Having normal levels of IgG and IgA in the face of a low IgM is thus counterintuitive. However, few studies are available to determine whether only the serum IgM level is low or whether the number of B cells with surface IgM is also decreased in most patients. Most of the studies in the literature on this subject were performed before current understanding of the rules governing B-cell switching was elucidated. Gradually, current state-of-the-art laboratory technology is being applied in studying patients with SIgMD, though much remains to be learned at this point.

The currently available literature suggests a heterogeneous population of patients of SIgMD. Some patients are capable of normal antibody responses of other immunoglobulin classes following specific immunization, whereas others respond poorly. Certain patients have been described who have decreased helper T-cell activity (De la Concha, 1982). Cell-mediated immunity appears to be intact, but an insufficient number of detailed studies are available to confirm this. Suggested etiologies include rapid isotype switching of B cells from production of IgM to production of other isotypes and hypercatabolism of IgM.

Frequency

International

SIgMD is rare, with an incidence of less than 0.03% in the general population and 1% in hospitalized patients (Inoue, 1986).

Mortality/Morbidity

Infants can succumb to overwhelming infections such as meningitis, pneumonia, and gram-negative sepsis.

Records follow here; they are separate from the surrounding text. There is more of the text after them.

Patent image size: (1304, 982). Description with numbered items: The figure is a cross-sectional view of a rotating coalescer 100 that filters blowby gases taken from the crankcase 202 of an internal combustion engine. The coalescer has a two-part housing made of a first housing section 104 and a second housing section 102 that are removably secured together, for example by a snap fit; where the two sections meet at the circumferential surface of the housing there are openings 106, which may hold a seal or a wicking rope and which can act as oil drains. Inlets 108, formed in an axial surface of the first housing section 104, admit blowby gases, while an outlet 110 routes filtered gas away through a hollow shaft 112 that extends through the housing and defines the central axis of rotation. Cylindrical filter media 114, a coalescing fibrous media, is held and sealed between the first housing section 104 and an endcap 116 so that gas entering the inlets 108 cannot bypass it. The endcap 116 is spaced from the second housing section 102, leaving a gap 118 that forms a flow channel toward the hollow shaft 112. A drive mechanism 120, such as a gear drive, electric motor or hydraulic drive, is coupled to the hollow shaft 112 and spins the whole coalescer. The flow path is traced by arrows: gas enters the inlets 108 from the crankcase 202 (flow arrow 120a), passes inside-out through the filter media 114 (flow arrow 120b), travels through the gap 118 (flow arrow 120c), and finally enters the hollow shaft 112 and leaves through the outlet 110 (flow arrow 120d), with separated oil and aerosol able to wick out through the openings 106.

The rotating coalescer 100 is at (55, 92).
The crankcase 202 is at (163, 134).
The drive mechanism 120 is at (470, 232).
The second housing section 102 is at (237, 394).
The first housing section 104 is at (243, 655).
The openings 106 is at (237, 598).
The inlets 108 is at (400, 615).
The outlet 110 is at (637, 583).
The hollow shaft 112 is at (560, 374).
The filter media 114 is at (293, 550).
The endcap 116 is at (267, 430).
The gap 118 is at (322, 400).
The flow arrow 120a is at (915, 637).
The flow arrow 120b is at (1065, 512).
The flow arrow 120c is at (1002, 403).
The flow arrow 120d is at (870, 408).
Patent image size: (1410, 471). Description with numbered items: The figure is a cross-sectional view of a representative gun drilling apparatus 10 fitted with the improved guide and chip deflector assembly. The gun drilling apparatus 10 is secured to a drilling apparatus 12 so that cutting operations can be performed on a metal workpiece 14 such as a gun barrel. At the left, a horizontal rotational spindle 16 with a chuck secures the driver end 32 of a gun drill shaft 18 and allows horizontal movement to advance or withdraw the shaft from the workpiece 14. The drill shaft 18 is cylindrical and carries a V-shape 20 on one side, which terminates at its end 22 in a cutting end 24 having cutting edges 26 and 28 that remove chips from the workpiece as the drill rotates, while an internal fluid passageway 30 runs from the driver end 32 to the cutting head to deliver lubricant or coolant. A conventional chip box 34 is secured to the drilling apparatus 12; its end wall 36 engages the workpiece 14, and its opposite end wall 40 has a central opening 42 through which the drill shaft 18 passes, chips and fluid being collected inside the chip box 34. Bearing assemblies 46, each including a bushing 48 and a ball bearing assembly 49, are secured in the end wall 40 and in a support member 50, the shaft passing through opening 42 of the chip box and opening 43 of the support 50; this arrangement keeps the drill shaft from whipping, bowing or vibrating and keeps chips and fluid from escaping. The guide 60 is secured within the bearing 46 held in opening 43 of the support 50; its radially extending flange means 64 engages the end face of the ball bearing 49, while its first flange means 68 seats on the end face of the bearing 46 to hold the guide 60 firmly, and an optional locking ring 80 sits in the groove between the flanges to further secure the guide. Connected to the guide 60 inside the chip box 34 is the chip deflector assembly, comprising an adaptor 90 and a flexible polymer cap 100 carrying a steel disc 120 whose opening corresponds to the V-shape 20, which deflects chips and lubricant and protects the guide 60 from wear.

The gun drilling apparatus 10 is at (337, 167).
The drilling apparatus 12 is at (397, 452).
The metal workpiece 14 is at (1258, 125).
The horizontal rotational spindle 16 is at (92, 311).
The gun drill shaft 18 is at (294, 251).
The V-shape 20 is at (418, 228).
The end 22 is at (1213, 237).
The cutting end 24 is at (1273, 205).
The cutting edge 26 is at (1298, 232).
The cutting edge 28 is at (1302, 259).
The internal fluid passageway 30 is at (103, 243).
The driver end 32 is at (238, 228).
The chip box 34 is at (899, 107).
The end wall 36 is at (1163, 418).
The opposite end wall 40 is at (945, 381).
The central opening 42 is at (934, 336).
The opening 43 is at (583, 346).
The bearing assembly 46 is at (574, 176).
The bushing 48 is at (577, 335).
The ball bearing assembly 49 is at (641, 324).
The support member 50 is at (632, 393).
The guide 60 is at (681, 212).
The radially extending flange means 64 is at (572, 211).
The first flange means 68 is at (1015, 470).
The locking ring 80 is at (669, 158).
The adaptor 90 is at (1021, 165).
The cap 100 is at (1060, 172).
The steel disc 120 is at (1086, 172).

Patients with SIgMD are susceptible to overwhelming infection with encapsulated bacteria (eg, Streptococcus pneumoniae, Neisseria meningitidis, Haemophilus influenzae). They may also have autoimmune disease, malignancies, chronic dermatitis, diarrhea, and upper respiratory infections.

Race

The incidence of SIgMD in various races has not been reported, given the low overall incidence.

Sex

The disorder occurs in both males and females, with no known discrepancies between the sexes.

Age

Infants can present with severe and overwhelming infections. Older children may present with recurrent sinopulmonary infections secondary to encapsulated organisms and an increased incidence of gram-negative septicemia.